To implement this selective execution, we need:

1. **Enhanced CI Pipeline**: Modify `ci_pipeline.yml` to accept a `notebook-path` parameter
2. **Directory Structure**: Ensure each notebook subdirectory has its own `requirements.txt`
3. **Matrix Strategy**: Use GitHub Actions matrix to run multiple directories in parallel
4. **Error Handling**: Graceful handling when directories don't exist
5. **Documentation**: Clear guidelines for organizing notebook directories

In [None]:
# Example directory structure validation
validation_script = '''
#!/bin/bash
# Validate notebook directory structure for selective execution

echo "Validating notebook directory structure..."

# Check if notebooks directory exists
if [ ! -d "notebooks" ]; then
  echo "❌ No notebooks directory found"
  exit 1
fi

# Find all subdirectories in notebooks/
subdirs=$(find notebooks -mindepth 1 -maxdepth 1 -type d)

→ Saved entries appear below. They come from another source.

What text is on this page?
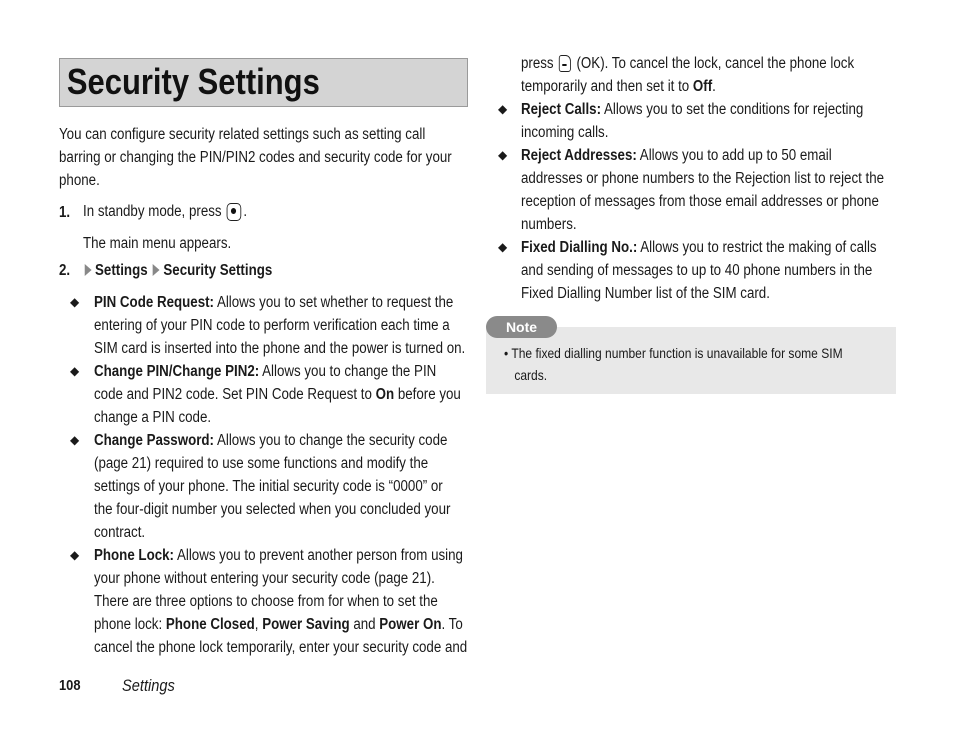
Security Settings
You can configure security related settings such as setting call
barring or changing the PIN/PIN2 codes and security code for your
phone.
1. In standby mode, press .
The main menu appears.
2.	Settings Security Settings
◆ PIN Code Request: Allows you to set whether to request the
entering of your PIN code to perform verification each time a
SIM card is inserted into the phone and the power is turned on.
◆ Change PIN/Change PIN2: Allows you to change the PIN
code and PIN2 code. Set PIN Code Request to On before you
change a PIN code.
◆ Change Password: Allows you to change the security code
(page 21) required to use some functions and modify the
settings of your phone. The initial security code is “0000” or
the four-digit number you selected when you concluded your
contract.
◆ Phone Lock: Allows you to prevent another person from using
your phone without entering your security code (page 21).
There are three options to choose from for when to set the
phone lock: Phone Closed, Power Saving and Power On. To
cancel the phone lock temporarily, enter your security code and
press (OK). To cancel the lock, cancel the phone lock
temporarily and then set it to Off.
◆ Reject Calls: Allows you to set the conditions for rejecting
incoming calls.
◆ Reject Addresses: Allows you to add up to 50 email
addresses or phone numbers to the Rejection list to reject the
reception of messages from those email addresses or phone
numbers.
◆ Fixed Dialling No.: Allows you to restrict the making of calls
and sending of messages to up to 40 phone numbers in the
Fixed Dialling Number list of the SIM card.
• The fixed dialling number function is unavailable for some SIM
cards.
Note
108 Settings
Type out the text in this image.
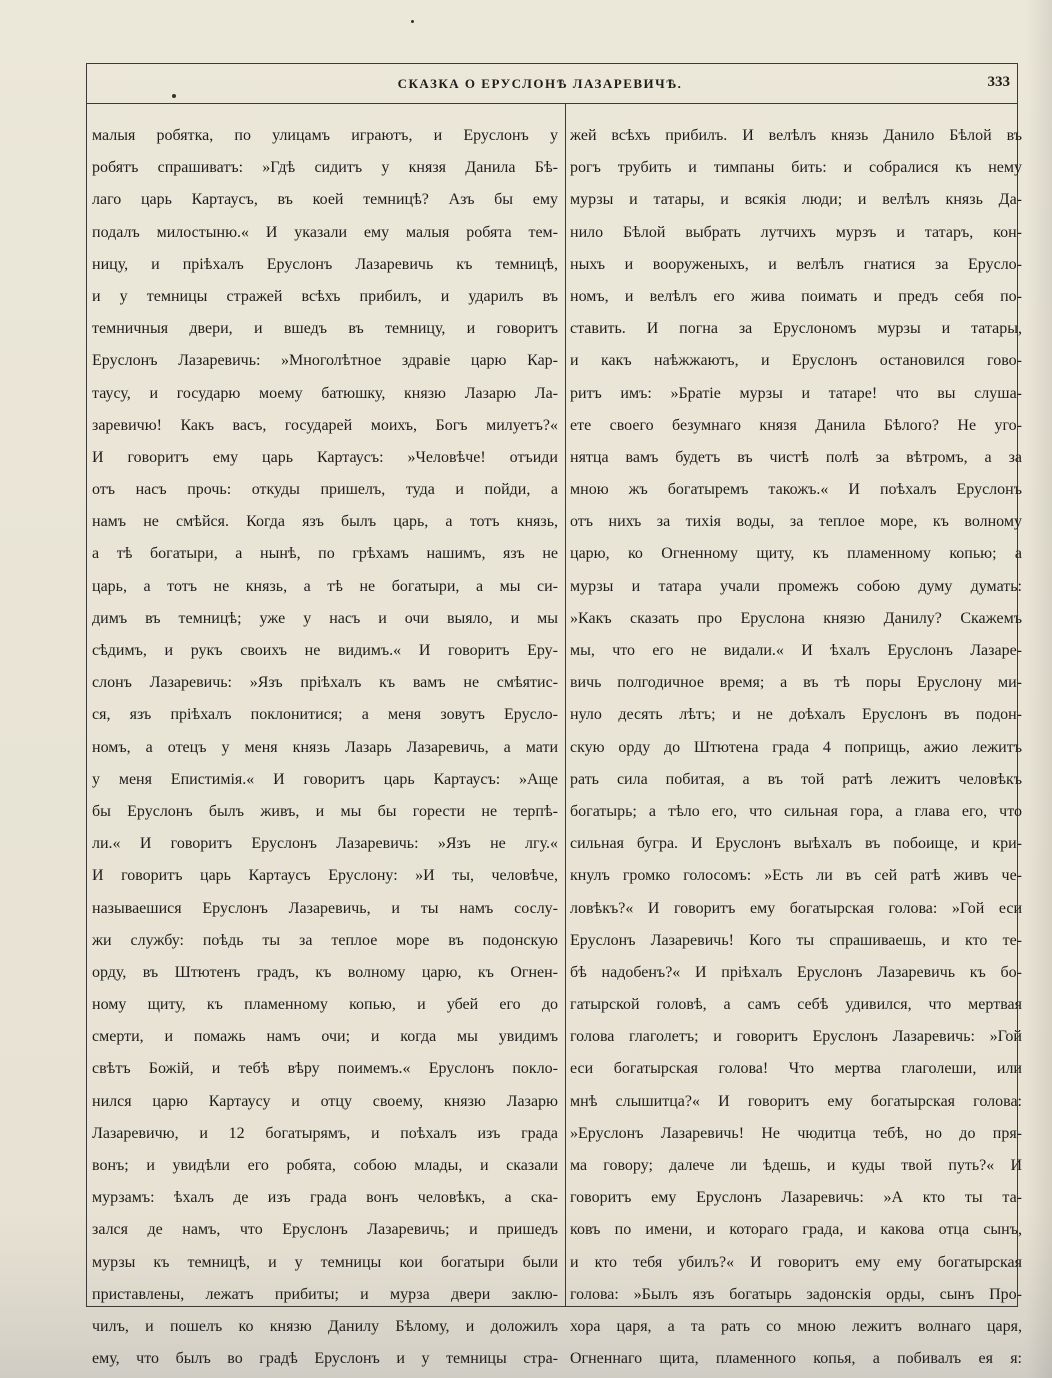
СКАЗКА О ЕРУСЛОНѢ ЛАЗАРЕВИЧѢ.	333
малыя робятка, по улицамъ играютъ, и Еруслонъ у
робятъ спрашиватъ: »Гдѣ сидитъ у князя Данила Бѣ-
лаго царь Картаусъ, въ коей темницѣ? Азъ бы ему
подалъ милостыню.« И указали ему малыя робята тем-
ницу, и пріѣхалъ Еруслонъ Лазаревичь къ темницѣ,
и у темницы стражей всѣхъ прибилъ, и ударилъ въ
темничныя двери, и вшедъ въ темницу, и говоритъ
Еруслонъ Лазаревичь: »Многолѣтное здравіе царю Кар-
таусу, и государю моему батюшку, князю Лазарю Ла-
заревичю! Какъ васъ, государей моихъ, Богъ милуетъ?«
И говоритъ ему царь Картаусъ: »Человѣче! отъиди
отъ насъ прочь: откуды пришелъ, туда и пойди, а
намъ не смѣйся. Когда язъ былъ царь, а тотъ князь,
а тѣ богатыри, а нынѣ, по грѣхамъ нашимъ, язъ не
царь, а тотъ не князь, а тѣ не богатыри, а мы си-
димъ въ темницѣ; уже у насъ и очи выяло, и мы
сѣдимъ, и рукъ своихъ не видимъ.« И говоритъ Еру-
слонъ Лазаревичь: »Язъ пріѣхалъ къ вамъ не смѣятис-
ся, язъ пріѣхалъ поклонитися; а меня зовутъ Еруслo-
номъ, а отецъ у меня князь Лазарь Лазаревичь, а мати
у меня Епистимія.« И говоритъ царь Картаусъ: »Аще
бы Еруслонъ былъ живъ, и мы бы горести не терпѣ-
ли.« И говоритъ Еруслонъ Лазаревичь: »Язъ не лгу.«
И говоритъ царь Картаусъ Еруслону: »И ты, человѣче,
называешися Еруслонъ Лазаревичь, и ты намъ сослу-
жи службу: поѣдь ты за теплое море въ подонскую
орду, въ Штютенъ градъ, къ волному царю, къ Огнен-
ному щиту, къ пламенному копью, и убей его до
смерти, и помажь намъ очи; и когда мы увидимъ
свѣтъ Божій, и тебѣ вѣру поимемъ.« Еруслонъ покло-
нился царю Картаусу и отцу своему, князю Лазарю
Лазаревичю, и 12 богатырямъ, и поѣхалъ изъ града
вонъ; и увидѣли его робята, собою млады, и сказали
мурзамъ: ѣхалъ де изъ града вонъ человѣкъ, а ска-
зался де намъ, что Еруслонъ Лазаревичь; и пришедъ
мурзы къ темницѣ, и у темницы кои богатыри были
приставлены, лежатъ прибиты; и мурза двери заклю-
чилъ, и пошелъ ко князю Данилу Бѣлому, и доложилъ
ему, что былъ во градѣ Еруслонъ и у темницы стра-
жей всѣхъ прибилъ. И велѣлъ князь Данило Бѣлой въ
рогъ трубить и тимпаны бить: и собралися къ нему
мурзы и татары, и всякія люди; и велѣлъ князь Да-
нило Бѣлой выбрать лутчихъ мурзъ и татаръ, кон-
ныхъ и вооруженыхъ, и велѣлъ гнатися за Еруслo-
номъ, и велѣлъ его жива поимать и предъ себя по-
ставить. И погна за Еруслономъ мурзы и татары,
и какъ наѣжжаютъ, и Еруслонъ остановился гово-
ритъ имъ: »Братіе мурзы и татаре! что вы слуша-
ете своего безумнаго князя Данила Бѣлого? Не уго-
нятца вамъ будетъ въ чистѣ полѣ за вѣтромъ, а за
мною жъ богатыремъ такожъ.« И поѣхалъ Еруслонъ
отъ нихъ за тихія воды, за теплое море, къ волному
царю, ко Огненному щиту, къ пламенному копью; а
мурзы и татара учали промежъ собою думу думать:
»Какъ сказать про Еруслона князю Данилу? Скажемъ
мы, что его не видали.« И ѣхалъ Еруслонъ Лазаре-
вичь полгодичное время; а въ тѣ поры Еруслону ми-
нуло десять лѣтъ; и не доѣхалъ Еруслонъ въ подон-
скую орду до Штютена града 4 поприщь, ажио лежитъ
рать сила побитая, а въ той ратѣ лежитъ человѣкъ
богатырь; а тѣло его, что сильная гора, а глава его, что
сильная бугра. И Еруслонъ выѣхалъ въ побоище, и кри-
кнулъ громко голосомъ: »Есть ли въ сей ратѣ живъ че-
ловѣкъ?« И говоритъ ему богатырская голова: »Гой еси
Еруслонъ Лазаревичь! Кого ты спрашиваешь, и кто те-
бѣ надобенъ?« И пріѣхалъ Еруслонъ Лазаревичь къ бо-
гатырской головѣ, а самъ себѣ удивился, что мертвая
голова глаголетъ; и говоритъ Еруслонъ Лазаревичь: »Гой
еси богатырская голова! Что мертва глаголеши, или
мнѣ слышитца?« И говоритъ ему богатырская голова:
»Еруслонъ Лазаревичь! Не чюдитца тебѣ, но до пря-
ма говору; далече ли ѣдешь, и куды твой путь?« И
говоритъ ему Еруслонъ Лазаревичь: »А кто ты та-
ковъ по имени, и котораго града, и какова отца сынъ,
и кто тебя убилъ?« И говоритъ ему ему богатырская
голова: »Былъ язъ богатырь задонскія орды, сынъ Про-
хора царя, а та рать со мною лежитъ волнаго царя,
Огненнаго щита, пламенного копья, а побивалъ ея я:
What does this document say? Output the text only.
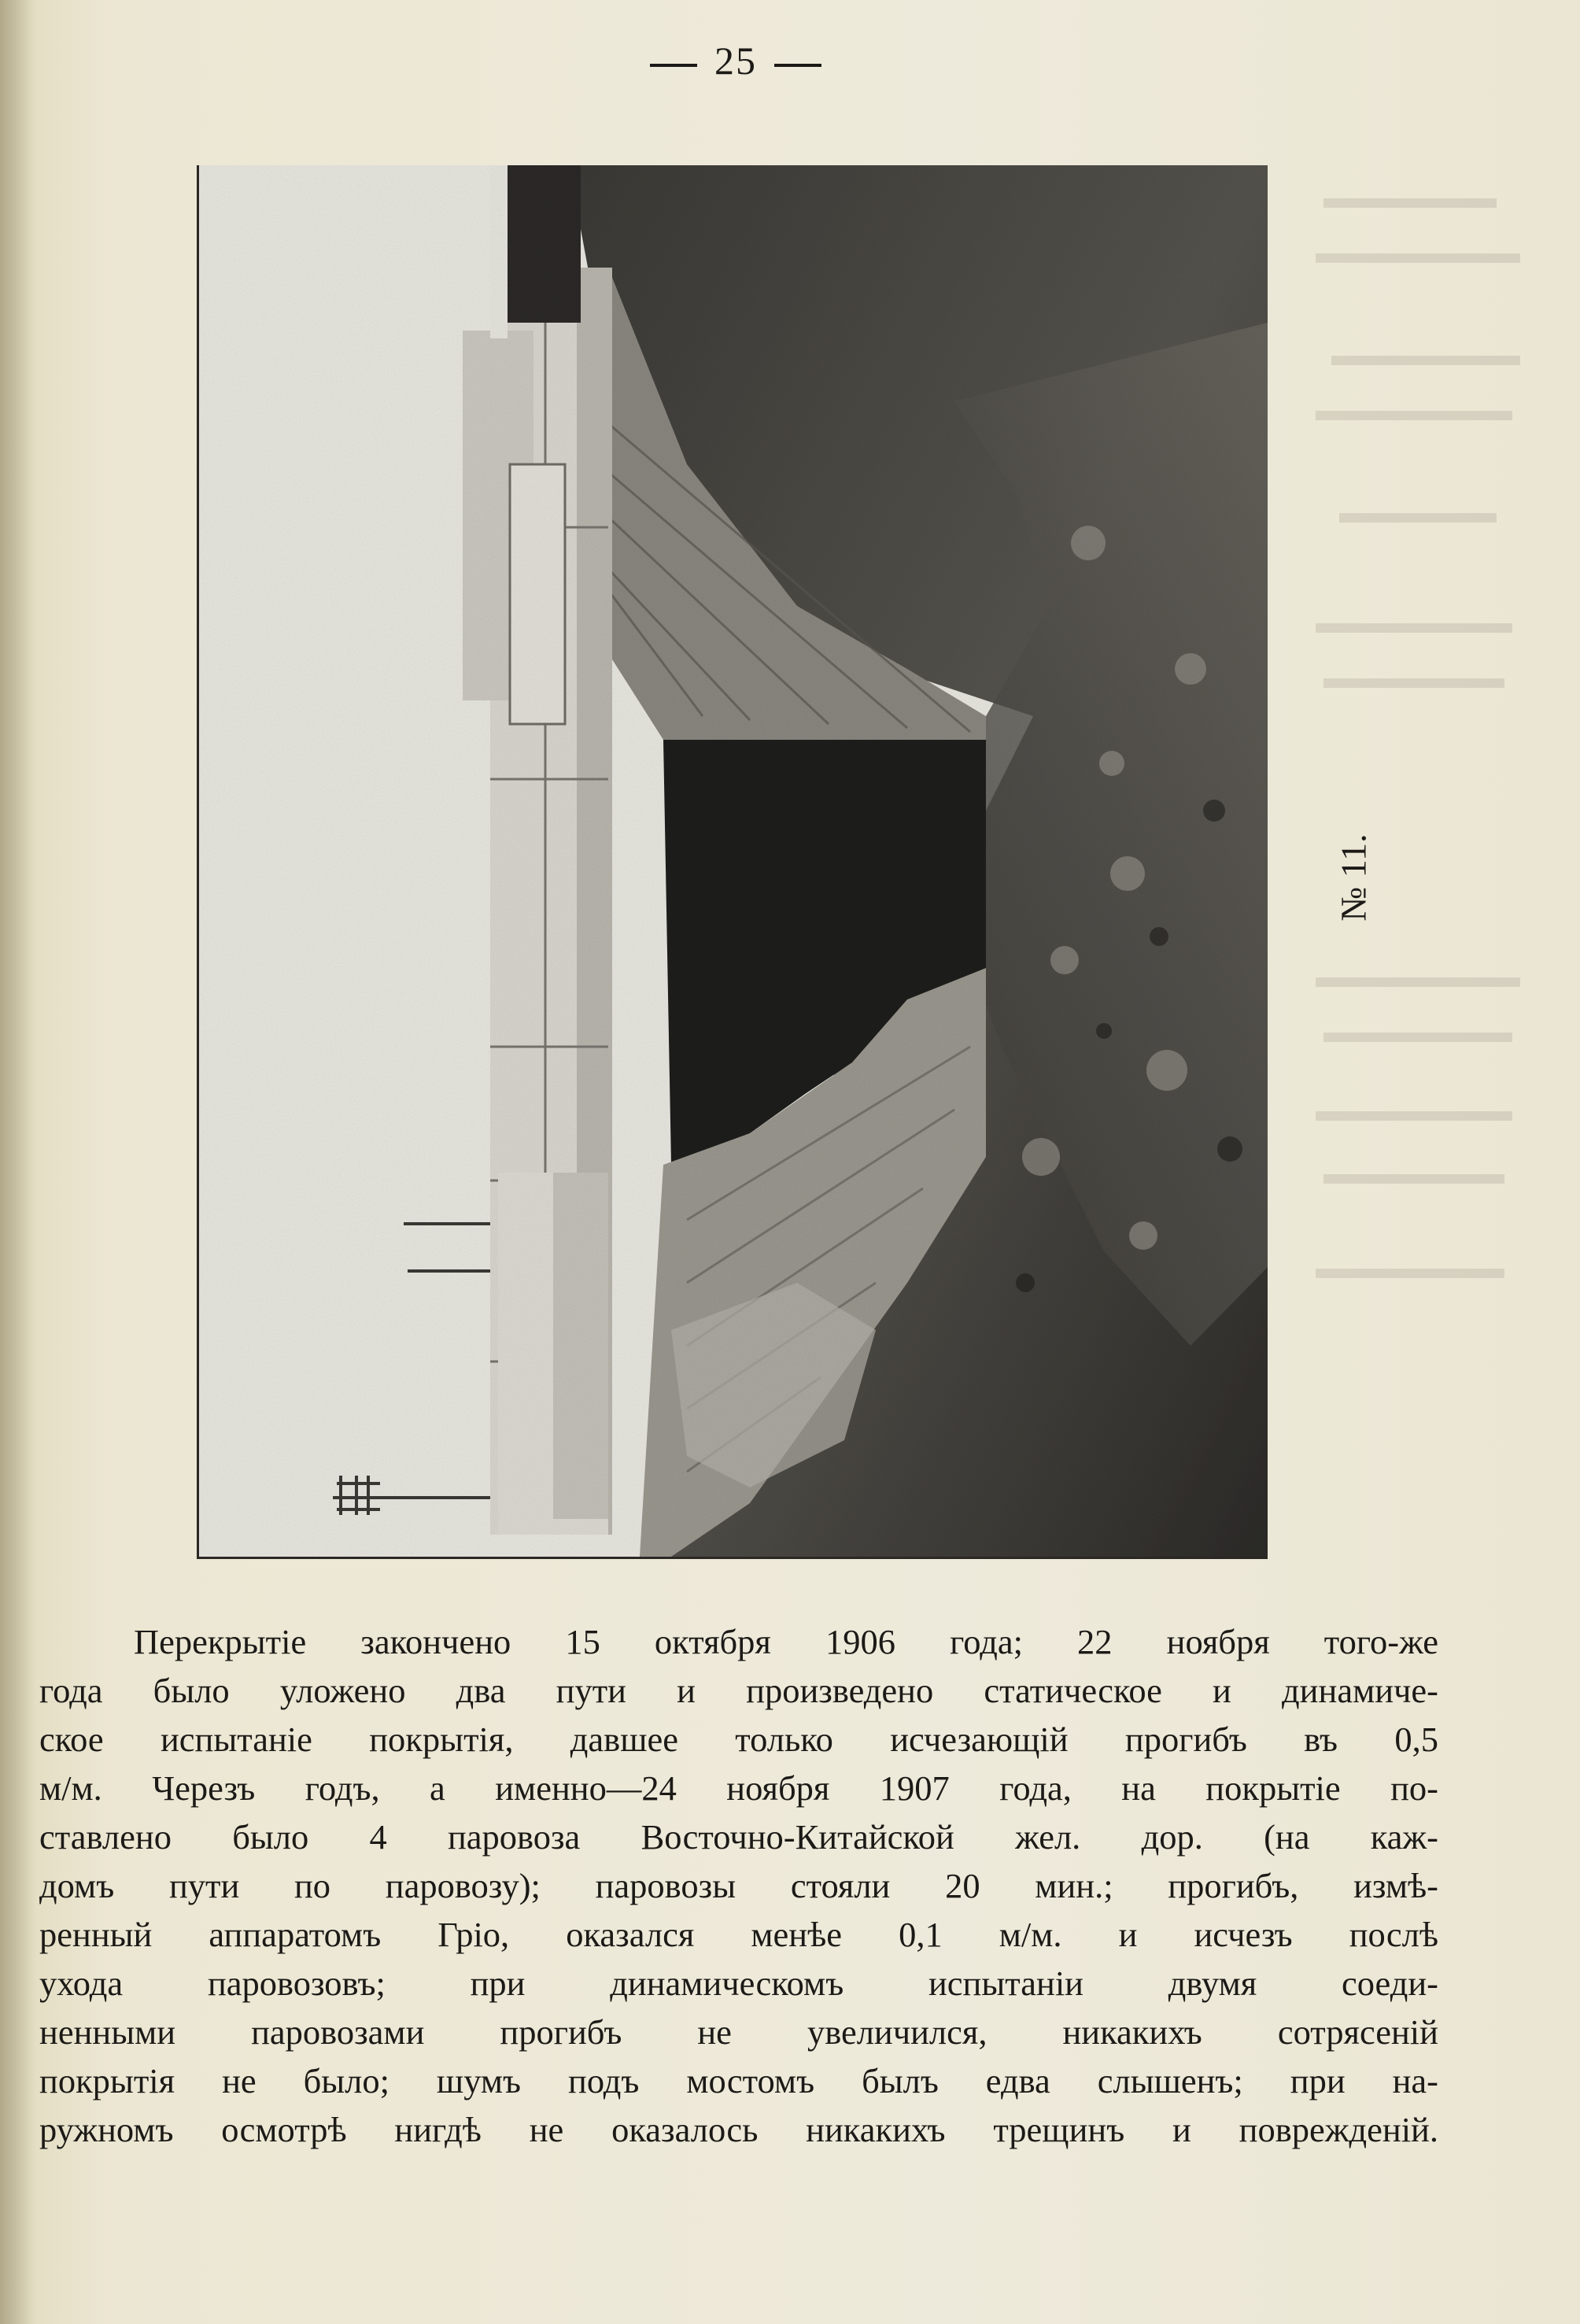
25
№ 11.

Перекрытіе закончено 15 октября 1906 года; 22 ноября того-же

года было уложено два пути и произведено статическое и динамиче-

ское испытаніе покрытія, давшее только исчезающій прогибъ въ 0,5

м/м. Черезъ годъ, а именно—24 ноября 1907 года, на покрытіе по-

ставлено было 4 паровоза Восточно-Китайской жел. дор. (на каж-

домъ пути по паровозу); паровозы стояли 20 мин.; прогибъ, измѣ-

ренный аппаратомъ Гріо, оказался менѣе 0,1 м/м. и исчезъ послѣ

ухода паровозовъ; при динамическомъ испытаніи двумя соеди-

ненными паровозами прогибъ не увеличился, никакихъ сотрясеній

покрытія не было; шумъ подъ мостомъ былъ едва слышенъ; при на-

ружномъ осмотрѣ нигдѣ не оказалось никакихъ трещинъ и поврежденій.
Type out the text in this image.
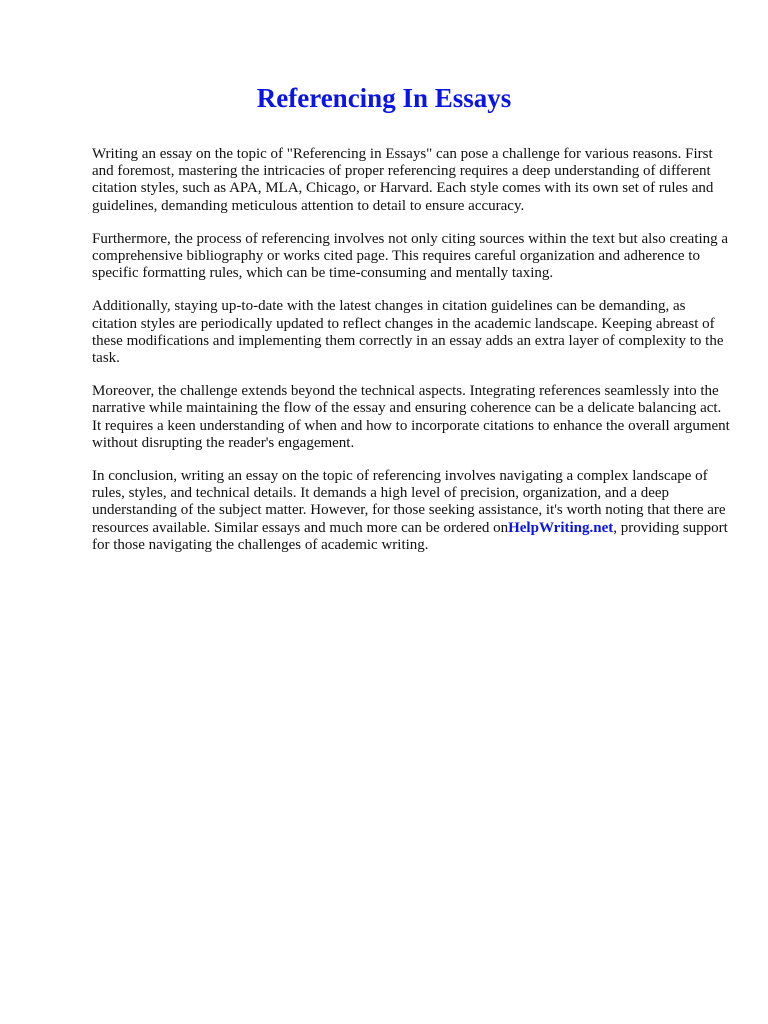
Referencing In Essays

Writing an essay on the topic of "Referencing in Essays" can pose a challenge for various reasons. First and foremost, mastering the intricacies of proper referencing requires a deep understanding of different citation styles, such as APA, MLA, Chicago, or Harvard. Each style comes with its own set of rules and guidelines, demanding meticulous attention to detail to ensure accuracy.

Furthermore, the process of referencing involves not only citing sources within the text but also creating a comprehensive bibliography or works cited page. This requires careful organization and adherence to specific formatting rules, which can be time-consuming and mentally taxing.

Additionally, staying up-to-date with the latest changes in citation guidelines can be demanding, as citation styles are periodically updated to reflect changes in the academic landscape. Keeping abreast of these modifications and implementing them correctly in an essay adds an extra layer of complexity to the task.

Moreover, the challenge extends beyond the technical aspects. Integrating references seamlessly into the narrative while maintaining the flow of the essay and ensuring coherence can be a delicate balancing act. It requires a keen understanding of when and how to incorporate citations to enhance the overall argument without disrupting the reader's engagement.

In conclusion, writing an essay on the topic of referencing involves navigating a complex landscape of rules, styles, and technical details. It demands a high level of precision, organization, and a deep understanding of the subject matter. However, for those seeking assistance, it's worth noting that there are resources available. Similar essays and much more can be ordered onHelpWriting.net, providing support for those navigating the challenges of academic writing.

if [ -z "$subdirs" ]; then
  echo "ℹ️  No subdirectories found in notebooks/"
  echo "ℹ️  Selective execution will treat entire notebooks/ as one unit"
else
  echo "📁 Found notebook subdirectories:"
  for dir in $subdirs; do
    echo "  - $dir"
    
    # Check for requirements.txt in each subdirectory
    if [ -f "$dir/requirements.txt" ]; then
      echo "    ✅ Has requirements.txt"
    else
      echo "    ⚠️  No requirements.txt (will use root requirements)"
    fi
    
    # Count notebooks in directory
    notebook_count=$(find "$dir" -name "*.ipynb" | wc -l)
    echo "    📓 Contains $notebook_count notebook(s)"
  done
fi

echo "✅ Validation complete"
'''

print("Directory structure validation script created!")

## Next Steps

To implement selective notebook execution:

1. **Modify the smart workflow** with the enhanced detection logic
2. **Update the CI pipeline** to accept directory-specific parameters
3. **Test with different scenarios** to ensure reliability
4. **Document the new structure** for repository maintainers
5. **Gradually roll out** to repositories with appropriate directory structures

This approach will significantly improve CI efficiency while maintaining the safety and reliability of the current system.